Eritrea’s ruling elite is not only harsh to its own people but also to its neighbors and the International community. It has marginalized itself from the burgeoning development undertakings that globalization is facilitating in the region and the world at large. That is why some commentators dubbed the pariah east African nation as “the North Korea of Africa.” This government is the one which fight with all its neighbors- without any exaggeration there is no single neighbor that the Eritrean government didn’t provoked a conflict with. It also spurt all forms of contact with IGAD, the regional body. All these tell that a European unilateral engagement with the regime in Eritrea is nothing but a soundless clap by a single hand. As one of the most trusted authorities on the area, David Shinn, convincingly claims, any effort that is aimed at engaging Eritrea should be seen in accordance with wider regional problems that has been “fermented” through times.
Betraying the aspirations of the people
The regime in Asmara is on the brink of the abyss. Its incompetent policies coupled with the deep rivalry among the ruling elites are pushing that country faster in to the edge of collapse. On the other hand, there is a voracious appetite for a genuine change in the heart and minds of the ordinary Eritreans. Notwithstanding, the European Commission is holding back the aspiration of the people by providing a breathing space for Issaias.
It would be better, if the EU were able to inoculate Eritrea against the metastasizing tumor in Asmara. Even, it would also be better if Brussels were remain silent from supporting Isayas’s inner circle, thus it will not extend the agony of the Eritrea people. This frivolous act, consequently, has put EU in the pillory of international criticism.

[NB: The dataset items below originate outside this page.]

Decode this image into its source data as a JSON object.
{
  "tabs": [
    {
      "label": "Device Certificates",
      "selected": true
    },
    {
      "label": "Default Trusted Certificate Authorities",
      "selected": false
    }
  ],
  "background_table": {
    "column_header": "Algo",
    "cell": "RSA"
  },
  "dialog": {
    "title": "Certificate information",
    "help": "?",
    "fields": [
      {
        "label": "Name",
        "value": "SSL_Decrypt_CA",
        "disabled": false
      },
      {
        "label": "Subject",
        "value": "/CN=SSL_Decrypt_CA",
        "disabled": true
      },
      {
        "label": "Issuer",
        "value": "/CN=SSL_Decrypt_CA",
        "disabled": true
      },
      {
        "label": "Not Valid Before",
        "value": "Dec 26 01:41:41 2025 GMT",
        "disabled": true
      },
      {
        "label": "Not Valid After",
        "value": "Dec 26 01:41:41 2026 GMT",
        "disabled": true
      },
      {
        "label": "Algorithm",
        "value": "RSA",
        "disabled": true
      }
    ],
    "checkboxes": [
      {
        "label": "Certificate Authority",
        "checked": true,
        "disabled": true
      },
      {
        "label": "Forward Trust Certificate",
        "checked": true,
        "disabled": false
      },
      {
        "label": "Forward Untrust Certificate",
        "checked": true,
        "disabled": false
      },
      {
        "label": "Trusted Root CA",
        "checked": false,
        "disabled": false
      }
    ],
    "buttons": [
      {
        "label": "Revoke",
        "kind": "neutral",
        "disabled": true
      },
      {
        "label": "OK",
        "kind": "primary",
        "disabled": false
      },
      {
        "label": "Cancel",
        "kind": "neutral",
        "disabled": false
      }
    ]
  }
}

How can the fruit of a foreign policy measured at best? Is it by urgency or importance? The age old principle claimed that important things must not be at the mercy of urgent tasks. Checking whether the ladder is lying on the right side of the wall must be the first task. No matter how fast someone moves in the stairs of the ladder, if it is in the wrong side of the wall he/she cannot reach at the desired end, sadly he/she may even moves faster away from the intended destination.
The point is not against the idea of “Bring Eritrea in from the Cold,” the argument, however, is on the “how”. If EU wants to minimize, if not stop, the huge influx from Eritrea, it must focus on winning the war rather than the battle. To this end, first it must craft policies that are aimed at drying the quagmire of repression and the resultant hopelessness. Those policies per se are not ends, there needs to be the necessary push to force the regime in Asmara to repudiate its anachronistic tricks and veer to democratic governance, cooperation and peaceful coexistence in the globalized world. Second, since the country has tied-up by multi-faceted external problems, EU needs to consider the crucial part that, individual regional member states, IGAD, and the global community have to play.